Passkey: il futuro dell’autenticazione digitale
Le passkey, ovvero chiavi di accesso senza password, rappresentano una delle evoluzioni più interessanti nel panorama della sicurezza digitale. Il processo di registrazione è stato semplificato: quando un utente crea un account Microsoft, viene richiesto solo l’indirizzo email, al quale segue un codice di verifica. Dopo aver confermato la propria identità, l’utente può aggiungere una passkey, sfruttando funzionalità biometriche già presenti nei dispositivi, come Windows Hello. Queste chiavi biometriche diventano la credenziale principale, eliminando la necessità di memorizzare password complesse.
Il passaggio alle passkey segna un miglioramento non solo a livello di usabilità, ma anche di sicurezza. L’adozione di questo metodo riduce drasticamente i rischi associati alle password tradizionali, come il phishing, i keylogger e il SIM swapping. Le passkey, infatti, non possono essere “rubate” nel senso tradizionale, in quanto non sono memorizzate nei server come le password alfanumeriche.

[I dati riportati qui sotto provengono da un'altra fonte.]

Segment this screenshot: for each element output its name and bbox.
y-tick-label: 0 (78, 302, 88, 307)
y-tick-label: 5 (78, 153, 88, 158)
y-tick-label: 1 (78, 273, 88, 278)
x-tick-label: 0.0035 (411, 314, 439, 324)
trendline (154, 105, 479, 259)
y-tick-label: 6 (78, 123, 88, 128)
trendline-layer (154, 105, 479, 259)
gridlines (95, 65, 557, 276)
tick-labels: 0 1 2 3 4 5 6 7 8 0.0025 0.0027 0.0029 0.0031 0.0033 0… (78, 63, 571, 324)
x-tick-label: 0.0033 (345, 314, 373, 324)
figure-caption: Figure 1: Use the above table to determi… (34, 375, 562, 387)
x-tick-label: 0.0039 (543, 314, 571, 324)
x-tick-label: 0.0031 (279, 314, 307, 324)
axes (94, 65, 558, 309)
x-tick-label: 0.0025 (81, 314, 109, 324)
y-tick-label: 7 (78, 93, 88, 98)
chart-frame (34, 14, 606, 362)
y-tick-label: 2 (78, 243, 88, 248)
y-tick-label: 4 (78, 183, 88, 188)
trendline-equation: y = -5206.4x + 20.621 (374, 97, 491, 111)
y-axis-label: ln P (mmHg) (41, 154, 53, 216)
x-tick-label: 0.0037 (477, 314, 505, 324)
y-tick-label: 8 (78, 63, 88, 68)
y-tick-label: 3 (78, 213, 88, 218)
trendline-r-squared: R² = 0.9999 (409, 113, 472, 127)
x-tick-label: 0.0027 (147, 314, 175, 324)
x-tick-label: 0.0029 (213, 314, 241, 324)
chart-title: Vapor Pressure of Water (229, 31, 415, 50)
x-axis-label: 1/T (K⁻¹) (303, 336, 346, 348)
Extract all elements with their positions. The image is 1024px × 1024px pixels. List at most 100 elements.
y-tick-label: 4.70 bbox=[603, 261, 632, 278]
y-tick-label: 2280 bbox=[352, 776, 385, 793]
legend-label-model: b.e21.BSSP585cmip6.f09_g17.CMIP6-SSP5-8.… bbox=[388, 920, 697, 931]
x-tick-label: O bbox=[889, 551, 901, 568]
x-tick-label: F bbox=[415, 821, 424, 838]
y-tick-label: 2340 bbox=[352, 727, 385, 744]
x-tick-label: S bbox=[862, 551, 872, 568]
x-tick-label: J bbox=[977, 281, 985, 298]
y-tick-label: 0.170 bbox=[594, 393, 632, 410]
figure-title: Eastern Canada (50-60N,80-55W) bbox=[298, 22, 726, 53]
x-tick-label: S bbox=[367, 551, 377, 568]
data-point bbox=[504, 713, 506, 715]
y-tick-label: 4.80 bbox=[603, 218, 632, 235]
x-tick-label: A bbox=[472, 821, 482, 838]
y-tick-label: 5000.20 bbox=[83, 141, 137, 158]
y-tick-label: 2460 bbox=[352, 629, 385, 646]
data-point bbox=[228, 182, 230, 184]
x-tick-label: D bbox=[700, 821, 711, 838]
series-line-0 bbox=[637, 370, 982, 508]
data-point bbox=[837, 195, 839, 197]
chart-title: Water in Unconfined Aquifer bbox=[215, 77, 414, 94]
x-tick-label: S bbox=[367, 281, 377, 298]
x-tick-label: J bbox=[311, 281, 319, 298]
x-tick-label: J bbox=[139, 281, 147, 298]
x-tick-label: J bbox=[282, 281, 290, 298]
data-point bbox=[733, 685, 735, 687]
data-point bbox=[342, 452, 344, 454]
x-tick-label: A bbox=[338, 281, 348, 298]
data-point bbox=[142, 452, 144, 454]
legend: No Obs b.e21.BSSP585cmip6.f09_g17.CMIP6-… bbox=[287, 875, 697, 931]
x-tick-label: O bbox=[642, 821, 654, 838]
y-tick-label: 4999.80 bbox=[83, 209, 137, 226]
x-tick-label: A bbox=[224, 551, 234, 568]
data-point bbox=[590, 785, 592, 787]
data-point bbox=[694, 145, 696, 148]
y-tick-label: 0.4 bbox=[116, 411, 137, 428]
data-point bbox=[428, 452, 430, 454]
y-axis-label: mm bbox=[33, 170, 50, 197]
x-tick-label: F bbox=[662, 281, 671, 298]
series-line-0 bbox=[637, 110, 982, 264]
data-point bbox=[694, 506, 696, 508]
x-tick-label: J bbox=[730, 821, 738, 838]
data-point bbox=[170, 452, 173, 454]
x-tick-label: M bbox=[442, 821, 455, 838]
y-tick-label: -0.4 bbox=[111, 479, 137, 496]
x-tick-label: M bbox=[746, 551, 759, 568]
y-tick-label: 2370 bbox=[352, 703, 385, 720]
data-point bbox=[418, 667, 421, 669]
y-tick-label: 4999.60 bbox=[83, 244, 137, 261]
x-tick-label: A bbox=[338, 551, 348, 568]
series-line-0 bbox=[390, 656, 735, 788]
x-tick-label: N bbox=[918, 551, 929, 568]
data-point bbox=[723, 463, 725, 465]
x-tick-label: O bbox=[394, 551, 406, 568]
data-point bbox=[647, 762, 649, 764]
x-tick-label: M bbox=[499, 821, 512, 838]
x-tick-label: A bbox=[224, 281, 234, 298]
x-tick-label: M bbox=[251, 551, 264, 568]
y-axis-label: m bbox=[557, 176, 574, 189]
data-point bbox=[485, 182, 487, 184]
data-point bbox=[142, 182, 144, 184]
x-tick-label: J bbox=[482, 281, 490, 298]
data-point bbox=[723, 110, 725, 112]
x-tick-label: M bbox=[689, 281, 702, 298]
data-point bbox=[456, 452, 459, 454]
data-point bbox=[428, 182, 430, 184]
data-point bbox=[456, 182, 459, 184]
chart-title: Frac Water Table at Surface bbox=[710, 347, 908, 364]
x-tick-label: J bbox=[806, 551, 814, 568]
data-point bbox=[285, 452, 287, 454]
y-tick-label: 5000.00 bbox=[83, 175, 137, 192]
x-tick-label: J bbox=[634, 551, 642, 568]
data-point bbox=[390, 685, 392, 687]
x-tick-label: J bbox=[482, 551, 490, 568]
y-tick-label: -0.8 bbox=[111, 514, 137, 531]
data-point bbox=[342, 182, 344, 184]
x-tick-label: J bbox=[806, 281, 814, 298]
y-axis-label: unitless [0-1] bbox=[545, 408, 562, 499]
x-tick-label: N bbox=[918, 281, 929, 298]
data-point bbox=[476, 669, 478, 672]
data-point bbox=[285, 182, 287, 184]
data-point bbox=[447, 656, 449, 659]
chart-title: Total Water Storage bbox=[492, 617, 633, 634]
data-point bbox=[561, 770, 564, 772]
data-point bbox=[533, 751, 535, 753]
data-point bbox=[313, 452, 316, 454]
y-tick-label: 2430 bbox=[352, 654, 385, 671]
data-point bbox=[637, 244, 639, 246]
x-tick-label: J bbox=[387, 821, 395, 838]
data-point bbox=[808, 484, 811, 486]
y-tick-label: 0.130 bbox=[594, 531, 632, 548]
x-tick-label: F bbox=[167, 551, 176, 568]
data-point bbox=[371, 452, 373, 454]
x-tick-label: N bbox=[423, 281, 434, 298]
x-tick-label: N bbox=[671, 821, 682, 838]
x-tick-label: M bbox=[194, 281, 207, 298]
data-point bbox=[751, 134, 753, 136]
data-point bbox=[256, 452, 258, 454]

La strategia di Microsoft: verso un mondo a base di passkey
Sebbene l’idea di un mondo senza password sia già stata accennata in passato, è stato solo nel 2024 che Microsoft ha esteso ufficialmente questa funzionalità agli account personali. Questo cambiamento segue una lunga evoluzione iniziata nel 2015 con Windows 10, quando l’azienda introdusse per la prima volta il supporto per l’accesso senza password. Tuttavia, la vera diffusione di questa tecnologia ha avuto luogo solo dopo l’adozione di un approccio comune da parte di Google, Apple e Microsoft nel 2022.
Secondo i dirigenti dell’azienda, l’obiettivo finale è l’eliminazione completa delle password. Microsoft punta a ridurre progressivamente l’uso delle password tradizionali, a favore di metodi di autenticazione più sicuri e rapidi, come le passkey. Sebbene l’eliminazione totale delle password possa sembrare un obiettivo ambizioso, la riduzione dell’uso delle stesse è già iniziata con successo: i test condotti dall’azienda mostrano che l’uso delle password è diminuito di oltre il 20%, e si prevede che questo numero continui a calare.
La sicurezza delle passkey: vantaggi e protezioni
Una delle caratteristiche più interessanti delle passkey è la protezione avanzata che offrono in caso di smarrimento del dispositivo. A differenza delle password tradizionali, che possono essere facilmente recuperate o riutilizzate da un malintenzionato, le passkey richiedono l’autenticazione biometrica dell’utente legittimo per accedere ai dati. Anche se un dispositivo viene rubato, il malintenzionato non sarà in grado di sbloccarlo senza il riconoscimento biometrico dell’utente.
Questo rappresenta un notevole passo in avanti rispetto ai metodi di protezione basati su password, che, purtroppo, sono vulnerabili a numerosi tipi di attacchi. Le passkey, infatti, offrono una barriera più solida contro tentativi di accesso non autorizzati, migliorando complessivamente la sicurezza degli utenti online.